The only hard part about growing garlic is that it’s an exercise in patience. Cold-region gardeners (that’s definitely us) should plant in the fall for summer bounty.
It would take a small book to cover all the reasons why our bodies (not including, perhaps, our noses) love garlic. Here are just a few of the most remarkable and proven.
Eating garlic in the winter months will bolster your immune system against the ever-threatening seasonal cold and flu. Reach for it at the first sign of cold, cough, or chest infection.
It’s brimming with Vitamin C and iodine. Studies have shown that its iodine content makes it an effective treatment for hyperthyroid conditions.
Garlic‘s sulphuric compounds make it a potent antibiotic. It treats everything from bacterial feminine infections to open wounds. If you caught shrapnel in WWI there’s a good chance your buddies would have crushed garlic on the wound to prevent infection.
It helps reduce cardiovascular disease by clearing aortic plague from the walls of your bodies veins. Men have also taken it for centuries, though its notably never been proven, to alleviate impotence.
Last but certainly not least, garlic is proven to help prevent or slow bladder, prostate, breast, colon, and stomach cancer tumour growth. It’s boasts potent levels of canner fighting vitamin B6.
Even with all these benefits, don’t consume more than 3 cloves a day (for adults) and less than 1 for children. You can overdose on garlic just like any other drug.
If you do eat a lot of it, and especially if you’re the only member of the household partaking, consider chewing on parsley sprigs after your meal. Your partner will thank you!
Fall Garlic Planting Guide
Growing your own garlic is well worth the required patience. Home-grown cloves not only taste much better than store bought, it’s also one of the top money saving crops you can grow.
Choose the largest bulbs (ie. fattest cloves) you can find in the fall from the Garden Centre. Like any other bulb, size matters. Avoid squishy bulbs or ones with any kind of mould or fungus.
The best time to plant is early October, which will give them time to establish a rudimentary root system before winter. Planting too early may give them time for sprouts to break the surface, sprouts that the winter winds will nip off and kill the bulb.
Break the garlic bulb into cloves and resist the temptation to peel them. Each clove will grow into its own bulb by the next year but it needs its protective papery covering to do so.
Choose an area of your garden with well-drained, sandy soil (garlic hates wet feet) and as much sun as possible. Make sure the area is weed free and mark it so you remember the cloves are there in the spring and don’t plant anything next to it; garlic hates competition and prefers to be alone.
Plant the cloves 6″-8″ apart, sprinkling a little bone-meal into each hole as you go. Dig the holes so that the tops of the cloves are about 2″ below the surface.

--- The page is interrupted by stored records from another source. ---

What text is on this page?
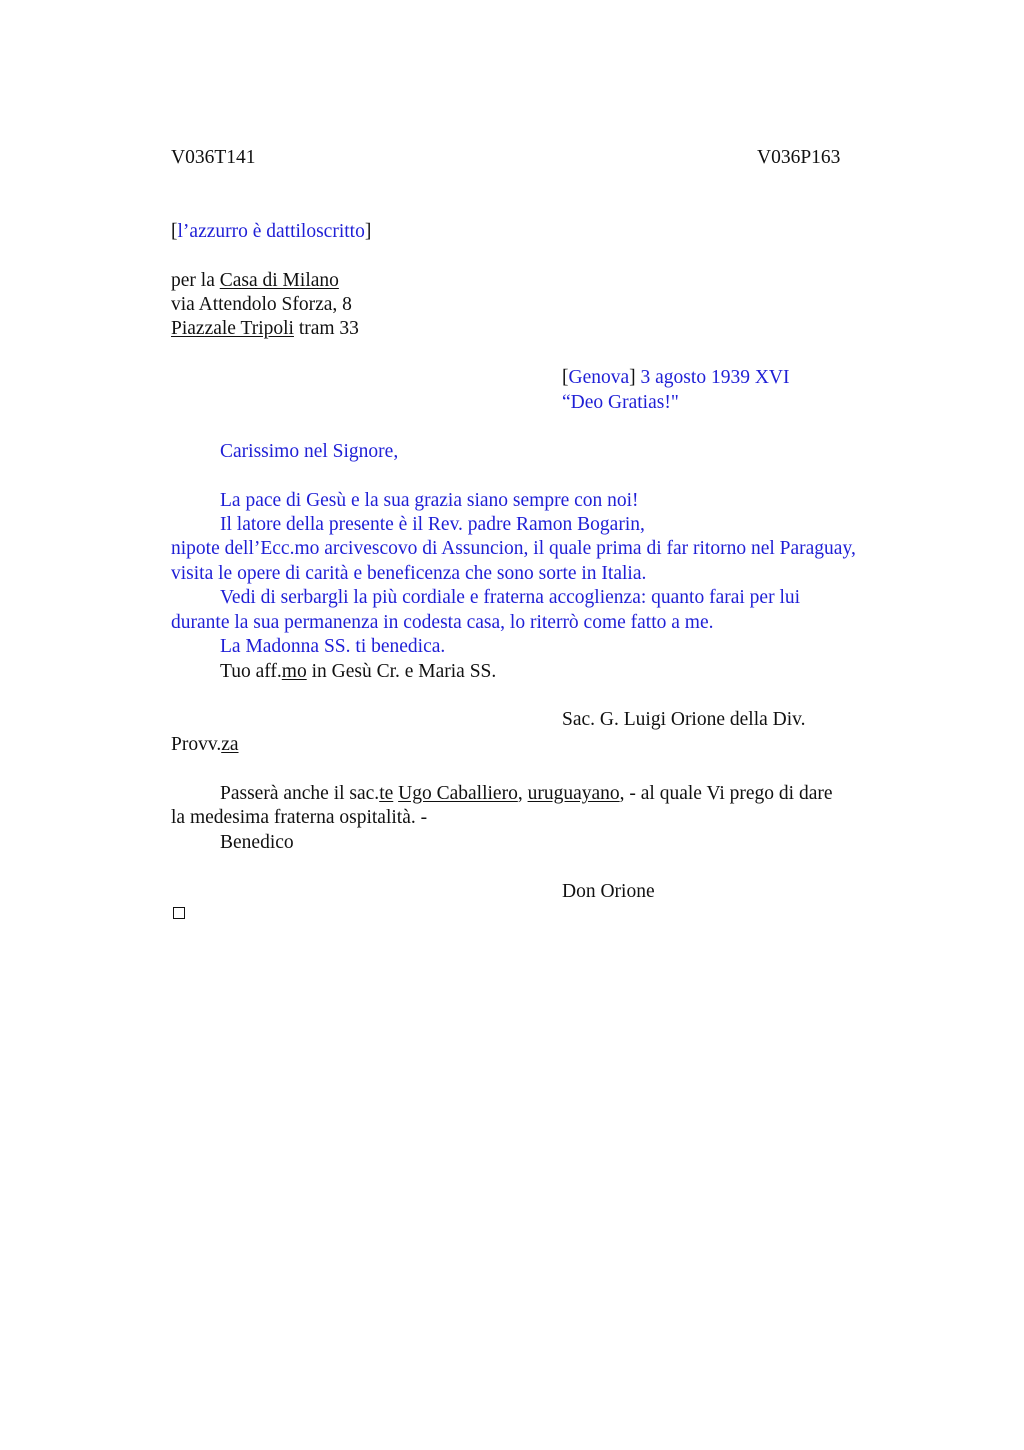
V036T141	V036P163
[l’azzurro è dattiloscritto]
per la Casa di Milano
via Attendolo Sforza, 8
Piazzale Tripoli tram 33
[Genova] 3 agosto 1939 XVI
“Deo Gratias!"
Carissimo nel Signore,
La pace di Gesù e la sua grazia siano sempre con noi!
Il latore della presente è il Rev. padre Ramon Bogarin,
nipote dell’Ecc.mo arcivescovo di Assuncion, il quale prima di far ritorno nel Paraguay,
visita le opere di carità e beneficenza che sono sorte in Italia.
Vedi di serbargli la più cordiale e fraterna accoglienza: quanto farai per lui
durante la sua permanenza in codesta casa, lo riterrò come fatto a me.
La Madonna SS. ti benedica.
Tuo aff.mo in Gesù Cr. e Maria SS.
Sac. G. Luigi Orione della Div.
Provv.za
Passerà anche il sac.te Ugo Caballiero, uruguayano, - al quale Vi prego di dare
la medesima fraterna ospitalità. -
Benedico
Don Orione
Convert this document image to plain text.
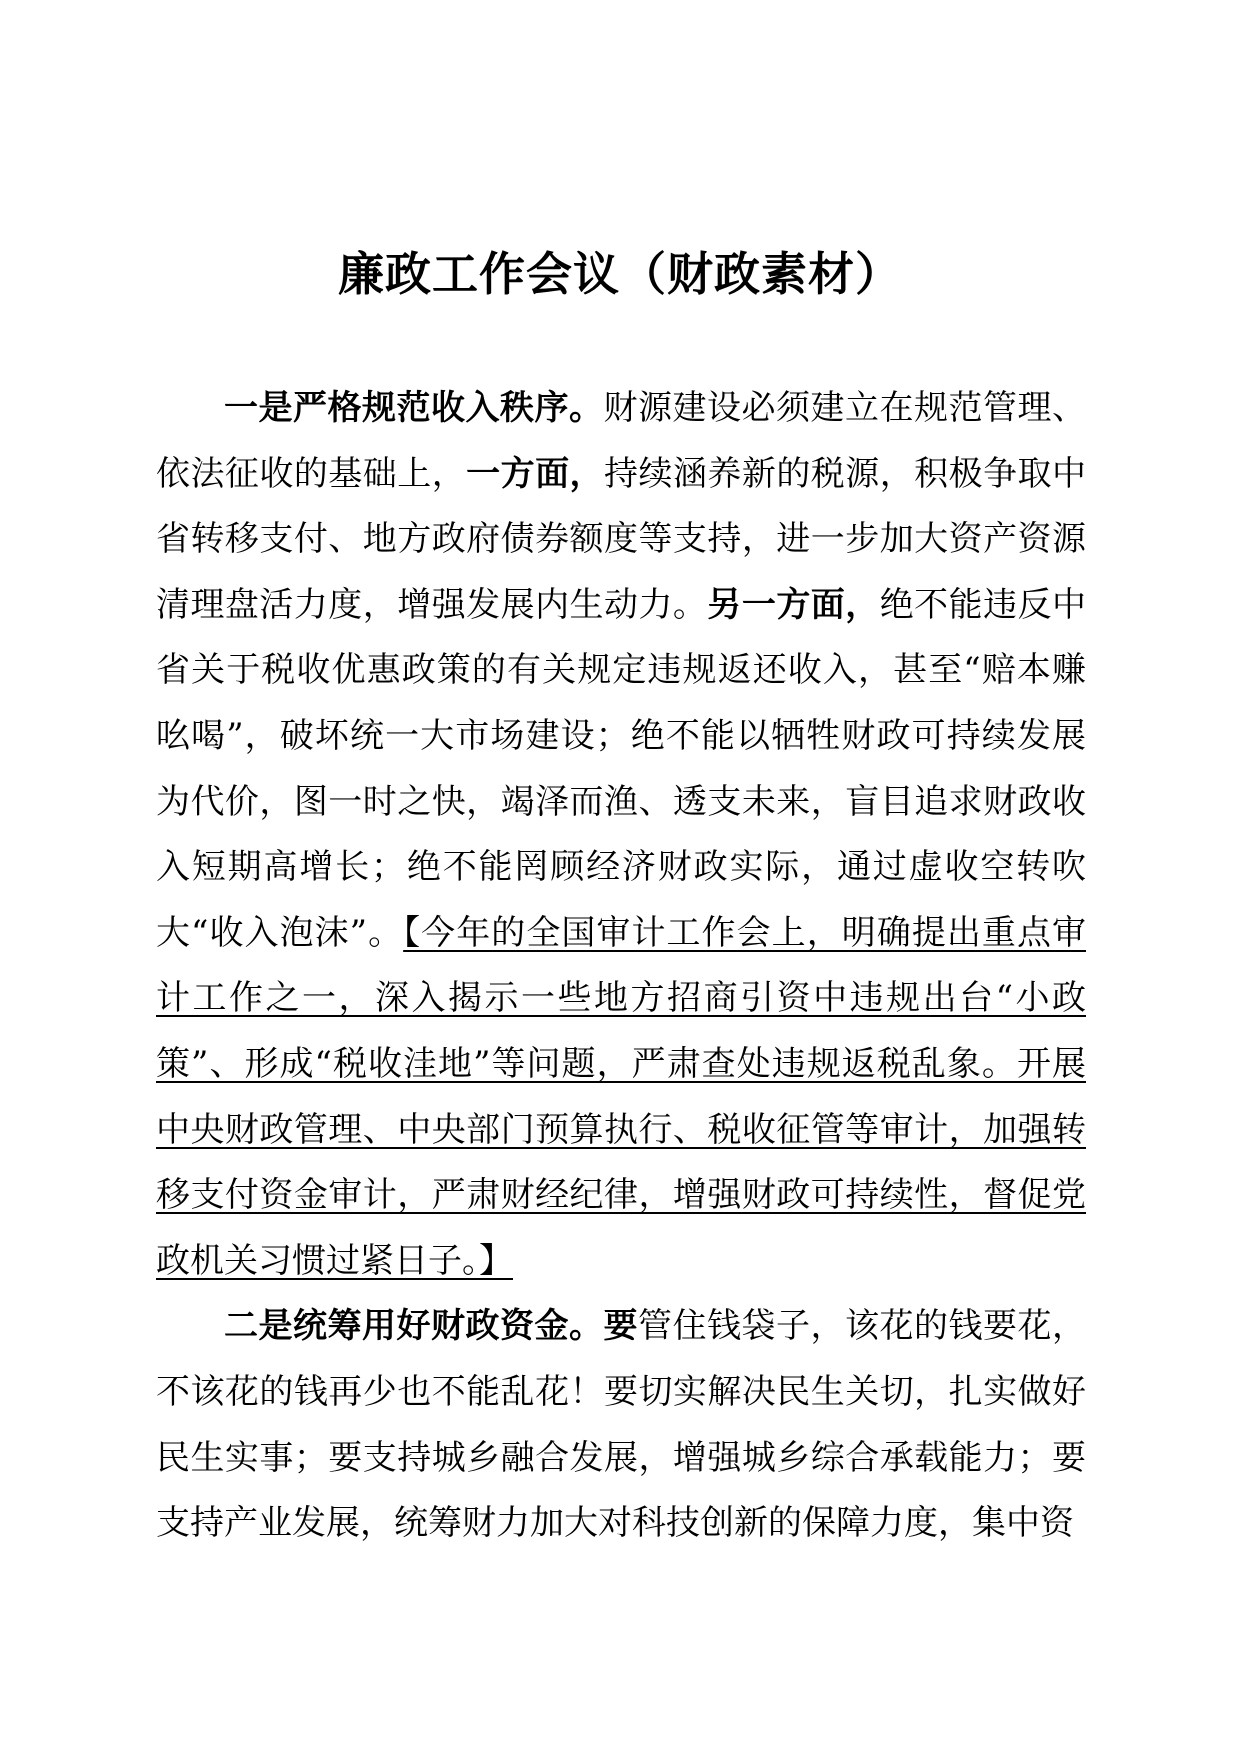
廉政工作会议（财政素材）

一是严格规范收入秩序。财源建设必须建立在规范管理、依法征收的基础上，一方面，持续涵养新的税源，积极争取中省转移支付、地方政府债券额度等支持，进一步加大资产资源清理盘活力度，增强发展内生动力。另一方面，绝不能违反中省关于税收优惠政策的有关规定违规返还收入，甚至“赔本赚吆喝”，破坏统一大市场建设；绝不能以牺牲财政可持续发展为代价，图一时之快，竭泽而渔、透支未来，盲目追求财政收入短期高增长；绝不能罔顾经济财政实际，通过虚收空转吹大“收入泡沫”。【今年的全国审计工作会上，明确提出重点审计工作之一，深入揭示一些地方招商引资中违规出台“小政策”、形成“税收洼地”等问题，严肃查处违规返税乱象。开展中央财政管理、中央部门预算执行、税收征管等审计，加强转移支付资金审计，严肃财经纪律，增强财政可持续性，督促党政机关习惯过紧日子。】

二是统筹用好财政资金。要管住钱袋子，该花的钱要花，不该花的钱再少也不能乱花！要切实解决民生关切，扎实做好民生实事；要支持城乡融合发展，增强城乡综合承载能力；要支持产业发展，统筹财力加大对科技创新的保障力度，集中资
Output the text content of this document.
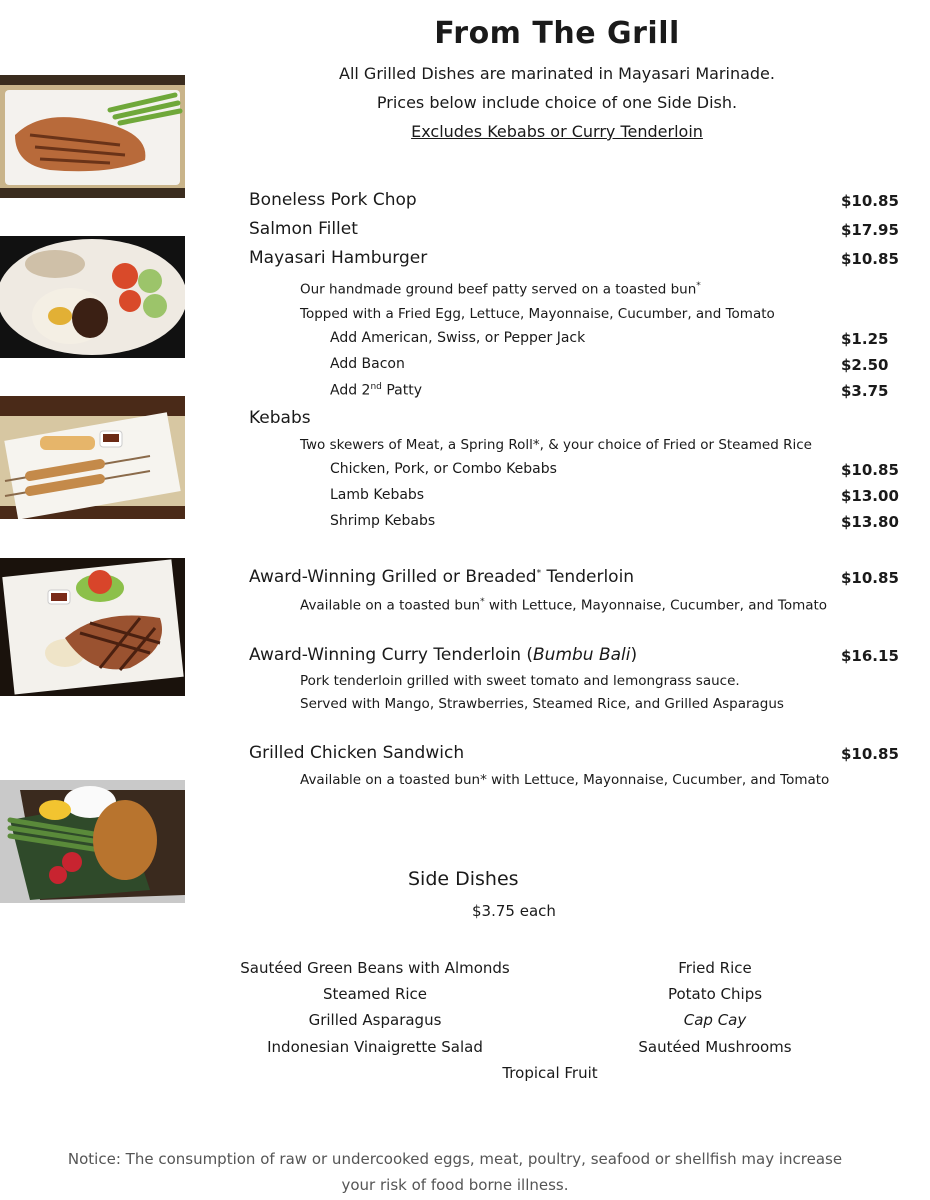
From The Grill
All Grilled Dishes are marinated in Mayasari Marinade.
Prices below include choice of one Side Dish.
Excludes Kebabs or Curry Tenderloin
Boneless Pork Chop	$10.85
Salmon Fillet	$17.95
Mayasari Hamburger	$10.85
Our handmade ground beef patty served on a toasted bun*
Topped with a Fried Egg, Lettuce, Mayonnaise, Cucumber, and Tomato
Add American, Swiss, or Pepper Jack	$1.25
Add Bacon	$2.50
Add 2nd Patty	$3.75
Kebabs
Two skewers of Meat, a Spring Roll*, & your choice of Fried or Steamed Rice
Chicken, Pork, or Combo Kebabs	$10.85
Lamb Kebabs	$13.00
Shrimp Kebabs	$13.80
Award-Winning Grilled or Breaded* Tenderloin	$10.85
Available on a toasted bun* with Lettuce, Mayonnaise, Cucumber, and Tomato
Award-Winning Curry Tenderloin (Bumbu Bali)	$16.15
Pork tenderloin grilled with sweet tomato and lemongrass sauce.
Served with Mango, Strawberries, Steamed Rice, and Grilled Asparagus
Grilled Chicken Sandwich	$10.85
Available on a toasted bun* with Lettuce, Mayonnaise, Cucumber, and Tomato
Side Dishes
$3.75 each
Sautéed Green Beans with Almonds
Steamed Rice
Grilled Asparagus
Indonesian Vinaigrette Salad
Fried Rice
Potato Chips
Cap Cay
Sautéed Mushrooms
Tropical Fruit
Notice: The consumption of raw or undercooked eggs, meat, poultry, seafood or shellfish may increase
your risk of food borne illness.
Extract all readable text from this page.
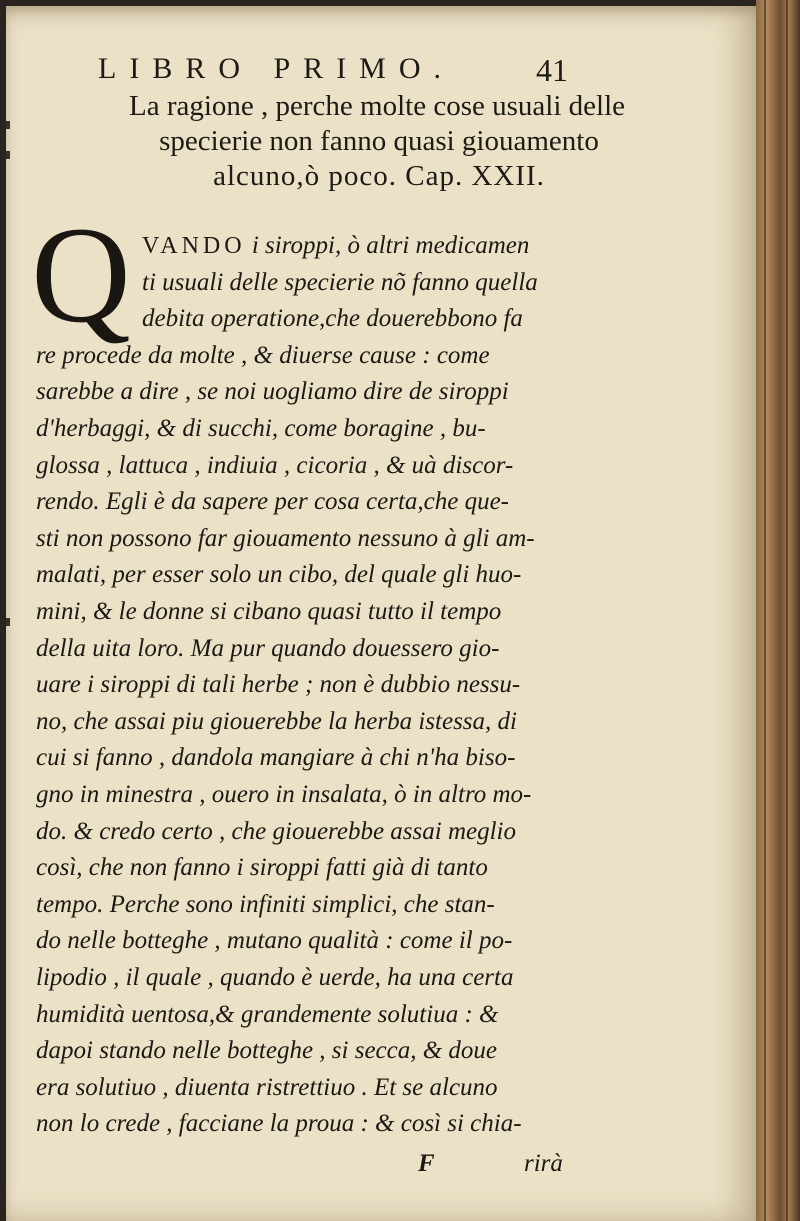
LIBRO PRIMO.	41
La ragione , perche molte cose usuali delle
specierie non fanno quasi giouamento
alcuno,ò poco. Cap. XXII.
Q VANDO i siroppi, ò altri medicamen
ti usuali delle specierie nõ fanno quella
debita operatione,che douerebbono fa
re procede da molte , & diuerse cause : come
sarebbe a dire , se noi uogliamo dire de siroppi
d'herbaggi, & di succhi, come boragine , bu-
glossa , lattuca , indiuia , cicoria , & uà discor-
rendo. Egli è da sapere per cosa certa,che que-
sti non possono far giouamento nessuno à gli am-
malati, per esser solo un cibo, del quale gli huo-
mini, & le donne si cibano quasi tutto il tempo
della uita loro. Ma pur quando douessero gio-
uare i siroppi di tali herbe ; non è dubbio nessu-
no, che assai piu giouerebbe la herba istessa, di
cui si fanno , dandola mangiare à chi n'ha biso-
gno in minestra , ouero in insalata, ò in altro mo-
do. & credo certo , che giouerebbe assai meglio
così, che non fanno i siroppi fatti già di tanto
tempo. Perche sono infiniti simplici, che stan-
do nelle botteghe , mutano qualità : come il po-
lipodio , il quale , quando è uerde, ha una certa
humidità uentosa,& grandemente solutiua : &
dapoi stando nelle botteghe , si secca, & doue
era solutiuo , diuenta ristrettiuo . Et se alcuno
non lo crede , facciane la proua : & così si chia-
F	rirà
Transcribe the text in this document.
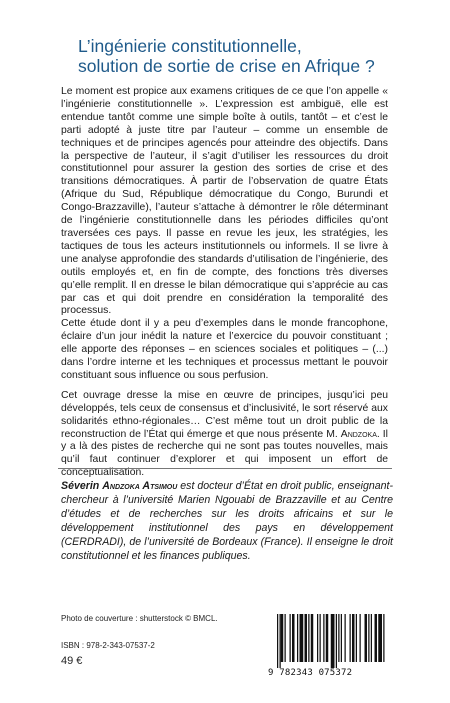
L’ingénierie constitutionnelle,
solution de sortie de crise en Afrique ?

Le moment est propice aux examens critiques de ce que l’on appelle « l’ingénierie constitutionnelle ». L’expression est ambiguë, elle est entendue tantôt comme une simple boîte à outils, tantôt – et c’est le parti adopté à juste titre par l’auteur – comme un ensemble de techniques et de principes agencés pour atteindre des objectifs. Dans la perspective de l’auteur, il s’agit d’utiliser les ressources du droit constitutionnel pour assurer la gestion des sorties de crise et des transitions démocratiques. À partir de l’observation de quatre États (Afrique du Sud, République démocratique du Congo, Burundi et Congo-Brazzaville), l’auteur s’attache à démontrer le rôle déterminant de l’ingénierie constitutionnelle dans les périodes difficiles qu’ont traversées ces pays. Il passe en revue les jeux, les stratégies, les tactiques de tous les acteurs institutionnels ou informels. Il se livre à une analyse approfondie des standards d’utilisation de l’ingénierie, des outils employés et, en fin de compte, des fonctions très diverses qu’elle remplit. Il en dresse le bilan démocratique qui s’apprécie au cas par cas et qui doit prendre en considération la temporalité des processus.

Cette étude dont il y a peu d’exemples dans le monde francophone, éclaire d’un jour inédit la nature et l’exercice du pouvoir constituant ; elle apporte des réponses – en sciences sociales et politiques – (...) dans l’ordre interne et les techniques et processus mettant le pouvoir constituant sous influence ou sous perfusion.

Cet ouvrage dresse la mise en œuvre de principes, jusqu’ici peu développés, tels ceux de consensus et d’inclusivité, le sort réservé aux solidarités ethno-régionales… C’est même tout un droit public de la reconstruction de l’État qui émerge et que nous présente M. Andzoka. Il y a là des pistes de recherche qui ne sont pas toutes nouvelles, mais qu’il faut continuer d’explorer et qui imposent un effort de conceptualisation.

Séverin Andzoka Atsimou est docteur d’État en droit public, enseignant-chercheur à l’université Marien Ngouabi de Brazzaville et au Centre d’études et de recherches sur les droits africains et sur le développement institutionnel des pays en développement (CERDRADI), de l’université de Bordeaux (France). Il enseigne le droit constitutionnel et les finances publiques.
Photo de couverture : shutterstock © BMCL.
ISBN : 978-2-343-07537-2
49 €
9 782343 075372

It’s a good idea to spread 3-4″ or clean, organic mulch over the site. Straw or cedar mulch work best to help insulate the bulb in case the winter turns frigid before an insulating snowfall.
After you plant, the waiting game begins! Spend the winter digging up recipes and ways to eat your stinky treats, which will be ready for harvest in the summer, once a few of the bottom leaves have died.